Prof. Takatoshi Ito Lectures in New York: “Managing Currency Risk: How Japanese Firms Choose Invoicing Currency”

On January 30, 2020, Professor Ito gave the above referenced lecture in mid-Manhattan. The talk was hosted by Satsuki-kai America and co-hosted by Friends of UTokyo and New York Icho-kai.

The lecture was held in commemoration of the 62nd Nikkei Economic Book Culture Award given to “Managing Currency Risk” (Edward Elgar Publishing) which was co-authored by Prof. Ito with Professors Koibuchi, Chuo University; Kiyotaka Sato, Yokohama National University; and Junko Shimizu, Gakushuin University. This book summarizes the results of a research project at the Research Institute of Economy, Trade and Industry, IAA in which Professor Ito worked as a researcher for a number of years until 2015. This project deals with the central theme, “Why the use of Japanese yen does not spread in import and export transactions of Japanese companies?” This question was empirically researched using a method that is unconventional in economics, namely, interviews and questionnaire surveys with companies.

Despite being held on a weekday night, the event attracted more than 20 participants, mainly employees of finance and trading companies, manufacturers, and government officials. Several members of Josuikai, an alumni association of Hitotsubashi University, of which Prof. Ito is an alumnus, also participated.

First, Professor Ito explained the background of his research and the current situation in which “yen-denominated transactions are not widely used” even though “there is wide interest in using yen in international transactions.” In economics, it is common to use published data (including import-export data by the Ministry of Finance). However, available data is grossly insufficient in respect to detailed information by industry. Therefore, Professor Ito and his team decided to conduct a wide range of interviews and questionnaire surveys with Japanese companies.

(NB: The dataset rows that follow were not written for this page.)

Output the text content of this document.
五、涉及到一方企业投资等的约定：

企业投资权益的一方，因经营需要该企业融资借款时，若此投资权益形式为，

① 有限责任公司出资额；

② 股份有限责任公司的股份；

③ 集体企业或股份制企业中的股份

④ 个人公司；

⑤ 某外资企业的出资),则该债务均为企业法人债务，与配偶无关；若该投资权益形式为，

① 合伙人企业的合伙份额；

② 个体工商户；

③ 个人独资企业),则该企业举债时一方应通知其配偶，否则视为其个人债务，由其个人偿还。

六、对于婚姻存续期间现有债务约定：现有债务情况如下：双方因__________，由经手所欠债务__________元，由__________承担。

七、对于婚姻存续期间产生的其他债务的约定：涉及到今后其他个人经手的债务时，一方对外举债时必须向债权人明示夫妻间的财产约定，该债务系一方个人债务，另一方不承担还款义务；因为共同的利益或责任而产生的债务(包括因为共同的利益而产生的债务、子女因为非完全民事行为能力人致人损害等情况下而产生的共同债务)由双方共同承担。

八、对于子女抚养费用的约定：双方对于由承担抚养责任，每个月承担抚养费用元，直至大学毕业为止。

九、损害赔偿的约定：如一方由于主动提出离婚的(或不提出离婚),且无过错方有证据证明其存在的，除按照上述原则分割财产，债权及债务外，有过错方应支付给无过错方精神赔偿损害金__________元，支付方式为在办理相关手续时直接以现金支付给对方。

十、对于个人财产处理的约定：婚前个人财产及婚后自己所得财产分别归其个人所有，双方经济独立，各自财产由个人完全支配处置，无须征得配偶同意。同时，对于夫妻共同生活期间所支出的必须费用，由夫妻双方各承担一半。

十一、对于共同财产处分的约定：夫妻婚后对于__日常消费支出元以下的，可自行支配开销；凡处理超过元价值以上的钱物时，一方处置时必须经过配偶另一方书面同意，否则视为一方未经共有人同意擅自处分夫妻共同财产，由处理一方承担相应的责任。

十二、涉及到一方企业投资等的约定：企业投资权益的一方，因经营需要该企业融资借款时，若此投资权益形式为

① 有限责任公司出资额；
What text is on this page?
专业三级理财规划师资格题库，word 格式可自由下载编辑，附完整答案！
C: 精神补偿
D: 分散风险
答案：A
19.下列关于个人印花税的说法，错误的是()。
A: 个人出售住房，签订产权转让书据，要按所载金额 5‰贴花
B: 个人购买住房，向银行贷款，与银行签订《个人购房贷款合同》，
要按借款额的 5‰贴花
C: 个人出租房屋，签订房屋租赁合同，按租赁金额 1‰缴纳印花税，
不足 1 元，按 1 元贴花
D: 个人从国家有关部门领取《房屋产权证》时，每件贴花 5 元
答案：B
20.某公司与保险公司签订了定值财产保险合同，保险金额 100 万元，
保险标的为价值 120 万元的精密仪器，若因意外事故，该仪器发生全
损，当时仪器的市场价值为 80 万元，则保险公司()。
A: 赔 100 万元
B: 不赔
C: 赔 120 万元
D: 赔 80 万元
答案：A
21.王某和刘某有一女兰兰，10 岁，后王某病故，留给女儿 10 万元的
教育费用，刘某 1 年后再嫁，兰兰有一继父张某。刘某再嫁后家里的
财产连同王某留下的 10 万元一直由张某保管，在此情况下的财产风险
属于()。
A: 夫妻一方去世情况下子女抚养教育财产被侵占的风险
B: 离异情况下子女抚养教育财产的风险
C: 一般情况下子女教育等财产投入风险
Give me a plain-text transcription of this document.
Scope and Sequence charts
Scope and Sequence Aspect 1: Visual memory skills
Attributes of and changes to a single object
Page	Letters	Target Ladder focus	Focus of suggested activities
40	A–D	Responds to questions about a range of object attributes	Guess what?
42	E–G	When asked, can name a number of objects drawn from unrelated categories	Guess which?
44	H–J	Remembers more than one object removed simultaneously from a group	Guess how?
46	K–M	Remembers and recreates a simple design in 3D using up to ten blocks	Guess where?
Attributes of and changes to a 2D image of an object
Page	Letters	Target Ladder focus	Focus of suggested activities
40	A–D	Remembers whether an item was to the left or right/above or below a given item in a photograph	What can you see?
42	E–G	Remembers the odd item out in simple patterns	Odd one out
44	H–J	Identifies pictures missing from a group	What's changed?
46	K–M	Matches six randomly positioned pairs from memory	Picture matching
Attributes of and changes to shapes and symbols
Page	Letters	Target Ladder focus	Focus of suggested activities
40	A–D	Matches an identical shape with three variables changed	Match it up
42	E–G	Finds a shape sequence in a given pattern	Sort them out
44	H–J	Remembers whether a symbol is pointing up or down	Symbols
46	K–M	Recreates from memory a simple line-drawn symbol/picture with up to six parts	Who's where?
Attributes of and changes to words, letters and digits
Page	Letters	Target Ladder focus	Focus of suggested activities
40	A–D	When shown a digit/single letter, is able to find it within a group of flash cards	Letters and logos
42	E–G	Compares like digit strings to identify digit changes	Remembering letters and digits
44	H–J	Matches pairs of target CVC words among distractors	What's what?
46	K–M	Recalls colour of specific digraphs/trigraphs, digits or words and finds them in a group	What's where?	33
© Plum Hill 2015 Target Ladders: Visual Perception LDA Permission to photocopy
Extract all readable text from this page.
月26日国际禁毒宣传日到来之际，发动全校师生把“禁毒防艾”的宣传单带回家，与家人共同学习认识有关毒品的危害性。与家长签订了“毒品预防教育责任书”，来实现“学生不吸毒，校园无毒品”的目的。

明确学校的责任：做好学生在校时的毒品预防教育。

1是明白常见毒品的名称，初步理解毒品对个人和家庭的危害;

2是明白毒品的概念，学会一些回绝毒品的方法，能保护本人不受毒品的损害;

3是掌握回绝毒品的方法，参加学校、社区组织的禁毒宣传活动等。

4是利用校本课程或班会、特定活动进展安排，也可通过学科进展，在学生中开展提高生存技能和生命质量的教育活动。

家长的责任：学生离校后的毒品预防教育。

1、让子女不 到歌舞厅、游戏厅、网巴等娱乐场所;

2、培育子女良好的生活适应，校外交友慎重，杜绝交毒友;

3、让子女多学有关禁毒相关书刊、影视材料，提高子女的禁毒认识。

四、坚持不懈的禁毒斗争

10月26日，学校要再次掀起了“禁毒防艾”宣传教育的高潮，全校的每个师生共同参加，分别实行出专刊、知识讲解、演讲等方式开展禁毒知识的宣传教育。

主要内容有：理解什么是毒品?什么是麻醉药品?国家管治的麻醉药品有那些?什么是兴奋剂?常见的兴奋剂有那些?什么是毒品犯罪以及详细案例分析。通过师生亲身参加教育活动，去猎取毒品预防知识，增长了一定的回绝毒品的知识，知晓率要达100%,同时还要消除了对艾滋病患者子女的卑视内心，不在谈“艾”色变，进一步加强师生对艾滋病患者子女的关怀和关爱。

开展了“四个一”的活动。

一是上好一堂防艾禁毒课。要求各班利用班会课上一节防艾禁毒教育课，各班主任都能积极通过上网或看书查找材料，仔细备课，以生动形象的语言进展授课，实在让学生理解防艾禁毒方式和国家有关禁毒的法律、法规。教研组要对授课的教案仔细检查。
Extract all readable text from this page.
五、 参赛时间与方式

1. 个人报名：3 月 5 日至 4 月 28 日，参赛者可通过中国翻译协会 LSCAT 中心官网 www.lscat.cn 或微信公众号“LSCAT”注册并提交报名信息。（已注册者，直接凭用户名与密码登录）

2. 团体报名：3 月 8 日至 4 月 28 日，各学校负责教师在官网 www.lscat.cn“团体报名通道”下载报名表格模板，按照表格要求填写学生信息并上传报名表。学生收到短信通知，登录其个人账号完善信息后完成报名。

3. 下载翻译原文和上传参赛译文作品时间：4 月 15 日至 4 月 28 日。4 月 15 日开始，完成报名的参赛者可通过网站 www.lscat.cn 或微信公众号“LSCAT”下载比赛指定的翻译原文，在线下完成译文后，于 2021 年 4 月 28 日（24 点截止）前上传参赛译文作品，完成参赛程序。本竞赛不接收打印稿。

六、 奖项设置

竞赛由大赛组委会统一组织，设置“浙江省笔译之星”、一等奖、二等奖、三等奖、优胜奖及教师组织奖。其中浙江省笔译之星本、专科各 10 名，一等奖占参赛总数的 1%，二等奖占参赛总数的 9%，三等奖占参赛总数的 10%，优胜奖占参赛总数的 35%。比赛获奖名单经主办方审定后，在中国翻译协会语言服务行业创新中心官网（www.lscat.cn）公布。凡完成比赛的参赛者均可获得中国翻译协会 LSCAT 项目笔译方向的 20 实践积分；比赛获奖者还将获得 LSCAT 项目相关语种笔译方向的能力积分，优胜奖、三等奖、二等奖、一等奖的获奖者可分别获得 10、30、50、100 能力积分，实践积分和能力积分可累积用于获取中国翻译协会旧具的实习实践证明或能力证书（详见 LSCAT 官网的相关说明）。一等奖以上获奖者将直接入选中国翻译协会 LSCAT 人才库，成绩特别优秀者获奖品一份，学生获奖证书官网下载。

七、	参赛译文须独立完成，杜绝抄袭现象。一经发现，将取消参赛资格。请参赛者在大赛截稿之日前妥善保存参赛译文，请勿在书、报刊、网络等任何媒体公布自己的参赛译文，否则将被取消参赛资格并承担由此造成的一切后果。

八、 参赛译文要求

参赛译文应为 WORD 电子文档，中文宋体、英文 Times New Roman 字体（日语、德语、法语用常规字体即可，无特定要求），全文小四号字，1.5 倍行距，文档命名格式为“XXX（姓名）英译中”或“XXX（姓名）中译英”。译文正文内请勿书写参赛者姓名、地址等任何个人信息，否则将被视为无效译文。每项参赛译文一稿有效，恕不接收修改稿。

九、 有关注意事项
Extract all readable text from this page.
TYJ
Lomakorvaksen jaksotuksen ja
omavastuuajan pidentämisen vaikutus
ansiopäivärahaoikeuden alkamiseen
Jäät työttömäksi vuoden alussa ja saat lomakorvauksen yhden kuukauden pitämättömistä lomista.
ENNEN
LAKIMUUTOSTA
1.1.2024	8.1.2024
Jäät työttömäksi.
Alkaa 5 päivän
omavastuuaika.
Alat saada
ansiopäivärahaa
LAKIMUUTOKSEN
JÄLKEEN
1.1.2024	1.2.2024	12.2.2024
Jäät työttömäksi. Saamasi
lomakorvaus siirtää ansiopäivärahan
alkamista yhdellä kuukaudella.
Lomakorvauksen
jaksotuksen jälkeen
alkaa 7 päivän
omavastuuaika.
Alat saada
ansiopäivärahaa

Based on the answers from the companies and the historical trend of the yen exchange rate, he observed the following:

  • The currency used in the consumer market for the products being traded is a strong determinant for the choice of currency used in transactions.
  • Large companies tend to consolidate management of their risks at their headquarters rather than incurring currency risks at their overseas subsidiaries.
  • Large companies do not necessarily have the bargaining power in determining transaction settlement currencies; on the other hand, SMEs with a high global market share tend to succeed in having yen-denominated export contracts.
  • One reason for the growth of local currency transactions not only in the US but also in Asian markets is the increase of local production by Japanese companies.

Participants actively shared their work experience supporting these points. The discussion further covered a variety of topics such as the Japanese government’s currency strategy; the Japanese export industry structure (which tends to be “reliant on the yen” because it cannot immediately reflect currency risk in product prices); Japan’s corporate culture with a weak pursuit of shareholder interests; the decline in competitiveness of Japanese companies; and the future of the Chinese yuan. It was a truly lively discussion reflecting the participants’ extensive involvement in international business.

In concluding the session, Mr. J. Asaki, Deputy President of the NY Ichokai, thanked Professor Ito and commented, “Let’s work together to strengthen Japan’s competitiveness.” Participants thanked Prof. Ito for the lecture and congratulated him for the Nikkei award.